Таким образом клиент, попадая на прием либо к психологически ориентированному психотерапевту, либо к традиционно подготовленному психиатру, неизбежно сталкивается с конфронтацией своих представлений и ожиданий с представлениями специалиста. В первом случае в конфронтации находятся сознательные ожидания поведения психотерапевта как руководителя и волшебника, снимающего с него всю ответственность за исход психотерапии, зато неожиданно рассеивается менее осознанное опасение, что сам он будет воспринят как неполноценная личность. Во втором случае как раз сознательные ожидания оказываются вполне адекватными директивной модели поведения психотерапевта, зато менее осознанное опасение быть воспринятым жалким и несформировавшимся сталкивается именно с таким отношением специалиста.

Если соответствие образу психотерапевта у профессионалов принять за критерий профессиональной подготовленности, то студенты-психологи подготовлены явно недостаточно. В том случае, если речь идет о помощи в субклинических ситуациях или в случаях психологических затруднений невротического генеза, подготовка студентов-психиатров оказывается еще менее соответствующей современным представлениям о психотерапии.

 

1. Афифи А., Эйзен С. Статистический анализирующий подход с использованием ЭВМ. М., 1982. 488 с.

2. Карвасарский Б. Д. Психотерапия. М., 1985. 302 с.

3. Копьев А. Ф. Индивидуальное психологическое консультирование в контексте семейной психотерапии // Вопр. психол. 1986. № 4. С. 121—130.

4. Ташлыков А. А. Психология лечебного процесса.
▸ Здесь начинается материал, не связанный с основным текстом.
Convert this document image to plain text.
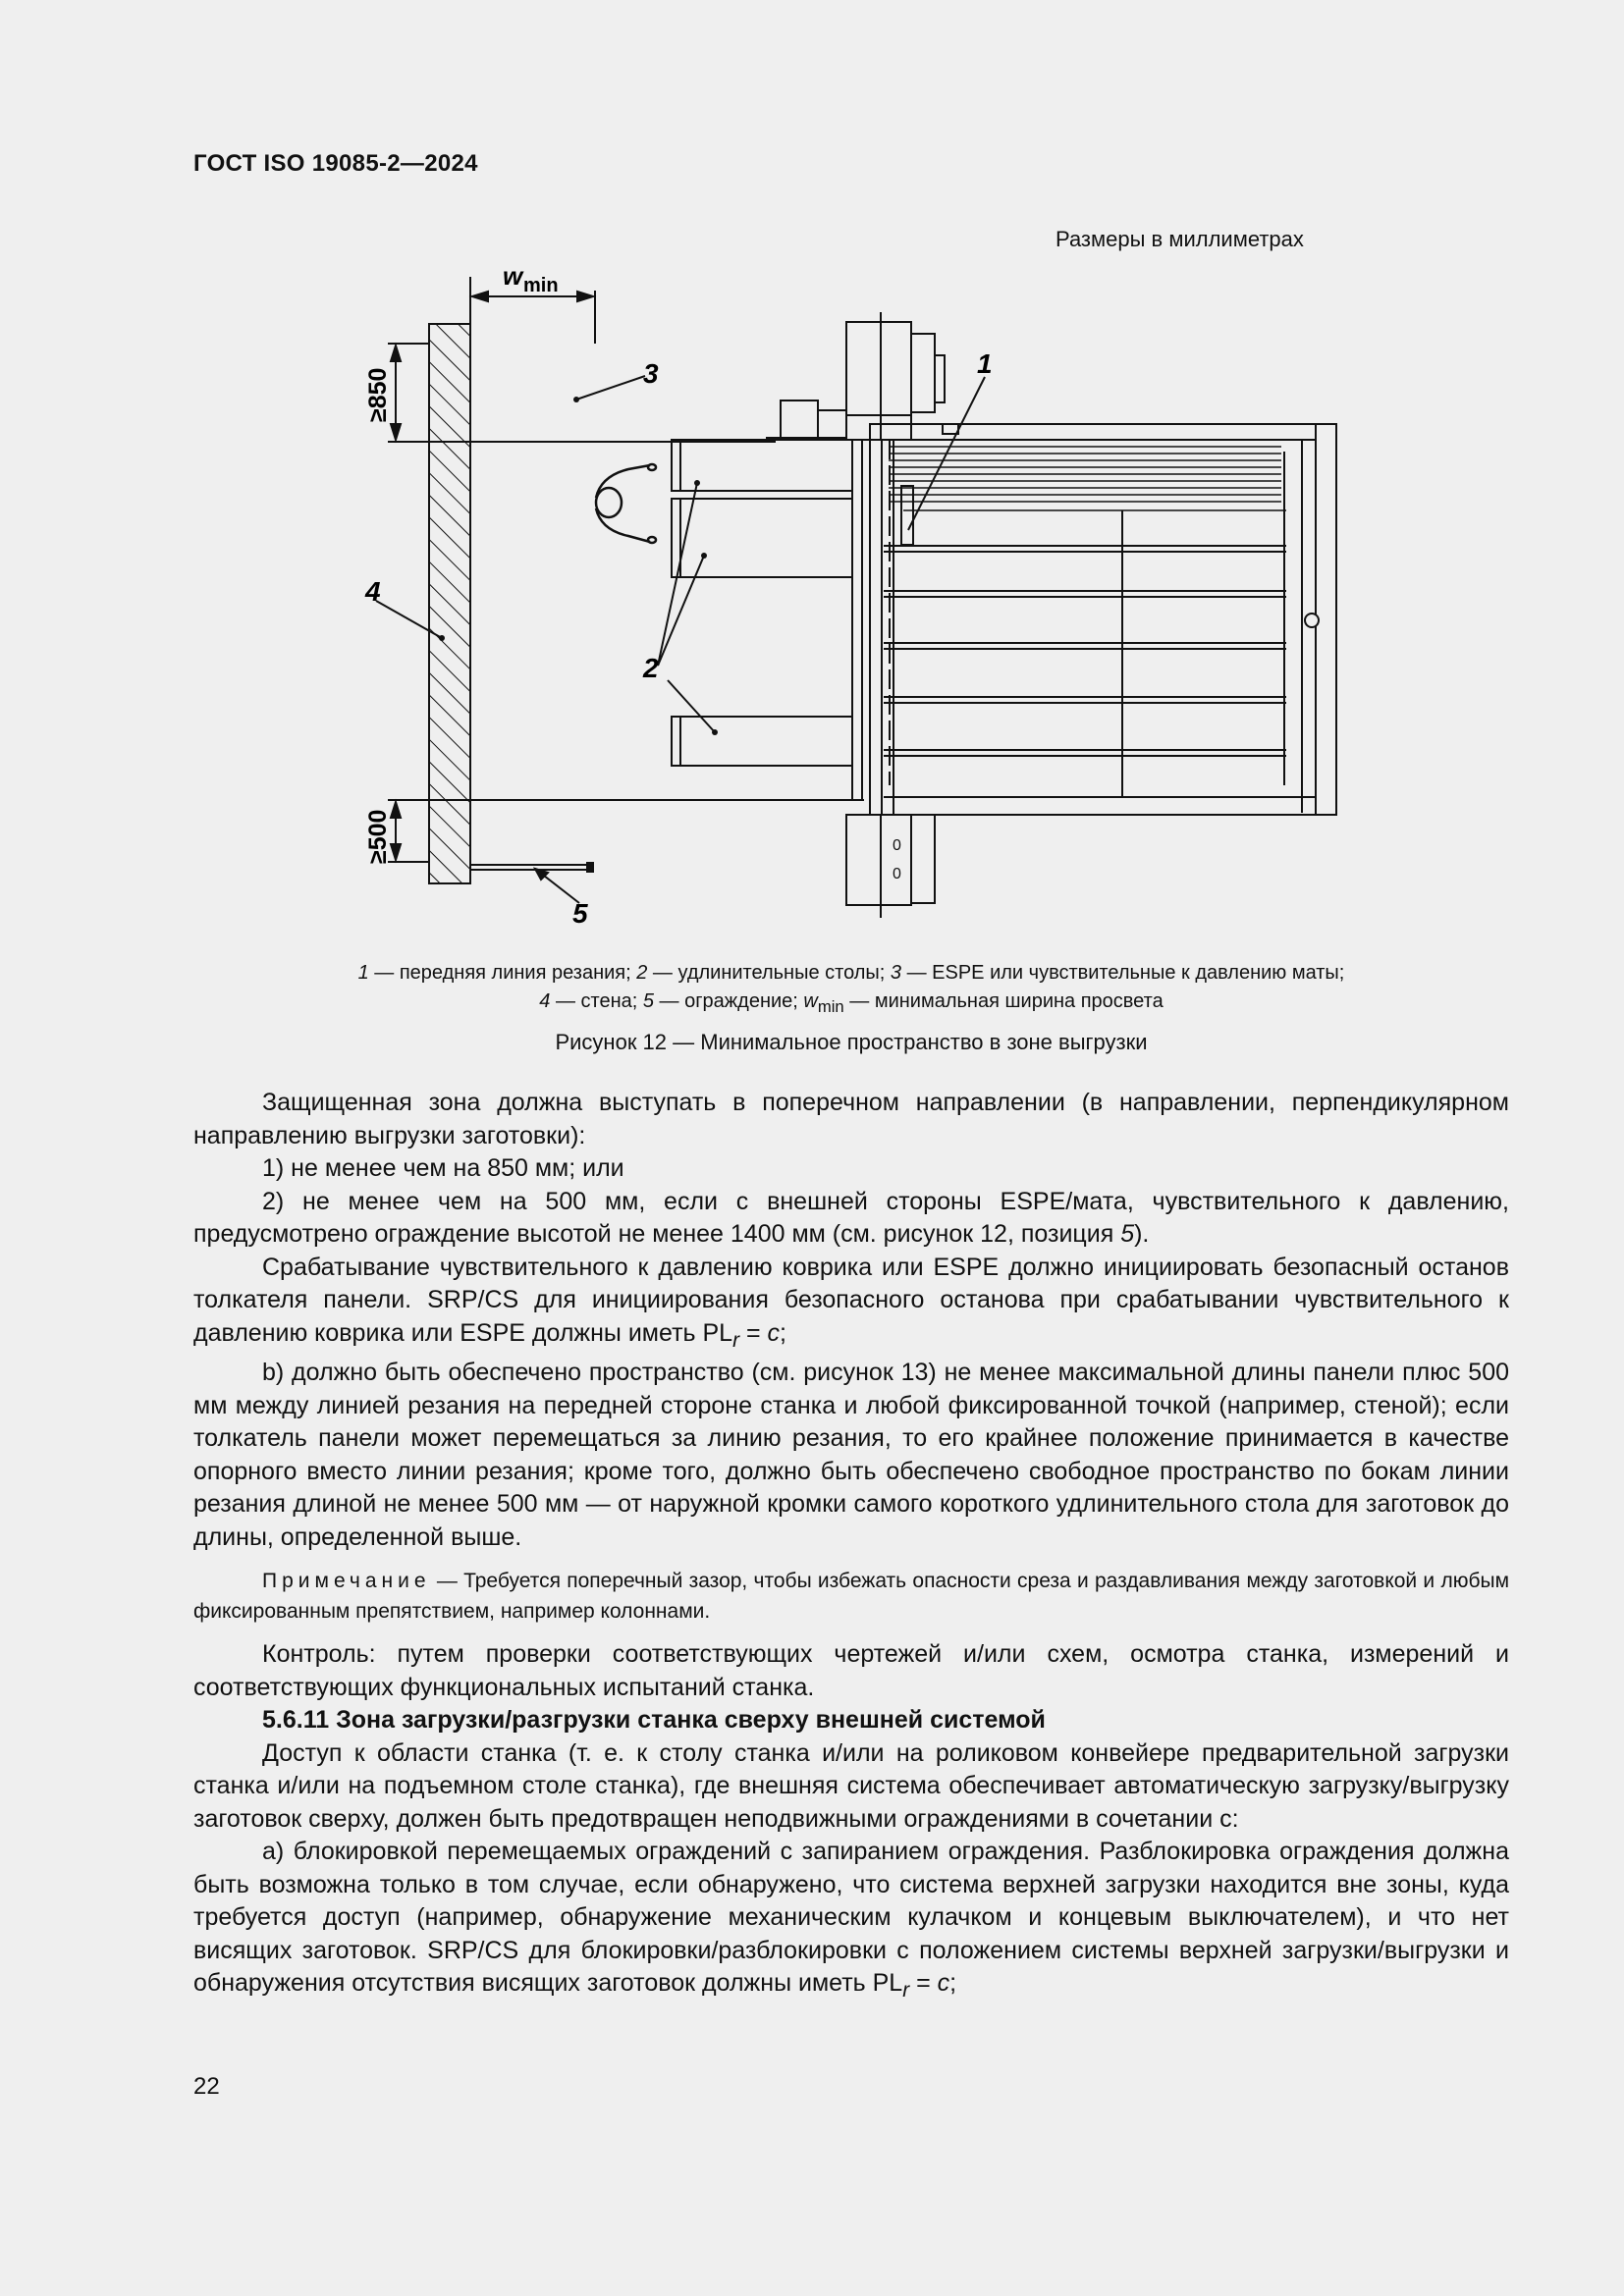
ГОСТ ISO 19085-2—2024
Размеры в миллиметрах
w min
≥850
≥500	0
0
1
3
4
2
5
1 — передняя линия резания; 2 — удлинительные столы; 3 — ESPE или чувствительные к давлению маты;
4 — стена; 5 — ограждение; $w_{min}$ — минимальная ширина просвета
Рисунок 12 — Минимальное пространство в зоне выгрузки

Защищенная зона должна выступать в поперечном направлении (в направлении, перпендикулярном направлению выгрузки заготовки):

1) не менее чем на 850 мм; или

2) не менее чем на 500 мм, если с внешней стороны ESPE/мата, чувствительного к давлению, предусмотрено ограждение высотой не менее 1400 мм (см. рисунок 12, позиция 5).

Срабатывание чувствительного к давлению коврика или ESPE должно инициировать безопасный останов толкателя панели. SRP/CS для инициирования безопасного останова при срабатывании чувствительного к давлению коврика или ESPE должны иметь $PL_r = c$;

b) должно быть обеспечено пространство (см. рисунок 13) не менее максимальной длины панели плюс 500 мм между линией резания на передней стороне станка и любой фиксированной точкой (например, стеной); если толкатель панели может перемещаться за линию резания, то его крайнее положение принимается в качестве опорного вместо линии резания; кроме того, должно быть обеспечено свободное пространство по бокам линии резания длиной не менее 500 мм — от наружной кромки самого короткого удлинительного стола для заготовок до длины, определенной выше.

Примечание — Требуется поперечный зазор, чтобы избежать опасности среза и раздавливания между заготовкой и любым фиксированным препятствием, например колоннами.

Контроль: путем проверки соответствующих чертежей и/или схем, осмотра станка, измерений и соответствующих функциональных испытаний станка.

5.6.11 Зона загрузки/разгрузки станка сверху внешней системой

Доступ к области станка (т. е. к столу станка и/или на роликовом конвейере предварительной загрузки станка и/или на подъемном столе станка), где внешняя система обеспечивает автоматическую загрузку/выгрузку заготовок сверху, должен быть предотвращен неподвижными ограждениями в сочетании с:

а) блокировкой перемещаемых ограждений с запиранием ограждения. Разблокировка ограждения должна быть возможна только в том случае, если обнаружено, что система верхней загрузки находится вне зоны, куда требуется доступ (например, обнаружение механическим кулачком и концевым выключателем), и что нет висящих заготовок. SRP/CS для блокировки/разблокировки с положением системы верхней загрузки/выгрузки и обнаружения отсутствия висящих заготовок должны иметь $PL_r = c$;

22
Л., 1984. 192 с.

5. Франселла Ф., Баннистер Д. Новый метод исследования личности. М., 1972. 232 с.

6. Харман Г. Современный факторный анализ. М., 1972. 485 с.

7. Хекхаузен X. Мотивация и деятельность. М., 1986. 406 с.

8. Alperin R. M., Benedict A. College student's perceptions of psychiatrists, psychologists, and social workers: A comparison // Psychol. Reports. 1985. N 57. P. 547—548.

9. Barret-Lennard G. T. Dimension of therapist response as causal factors in therapeutic change // Psychol. Monogr. 1962. N 76. 79 р.

10. Ivey A., Simek-Downing L. Counseling and psychotherapy: Skills, theories and practice. Englewoodcliffs, 1980. 489 p.

11. Kratochvil S. Psychoterapia. Kieruki, metody, badania. Warszawa, 1974. 480 s.

12. Rogers С. A theory of therapy, personality and interpersonal relationships, as developed in the client-centered framework // Koch S. (ed.) Psychology: A study of a science. V. 3. 1959. P. 185256.

 

Поступила в редакцию 6.X. 1987 г.



1 В контексте данного исследования термины «психотерапевт» и «психолог-консультант» упот­ребляются синонимично.

2 Нами использовалась программа BMDP, в которую включен критерий Кайзера для определения числа значимых факторов [1]; кроме того, для общей факторизации использовались данные других групп испытуемых, не вошедшие в сравнительный анализ, так что общее число испытуемых, чьи данные поступили для общей факторизации, равнялось 183.

3 Здесь и ниже в скобках указан процент объясненной фактором суммарной дисперсии.

4 По другим факторам, возможно, существуют различия внутри групп, однако подобный анализ не проводился.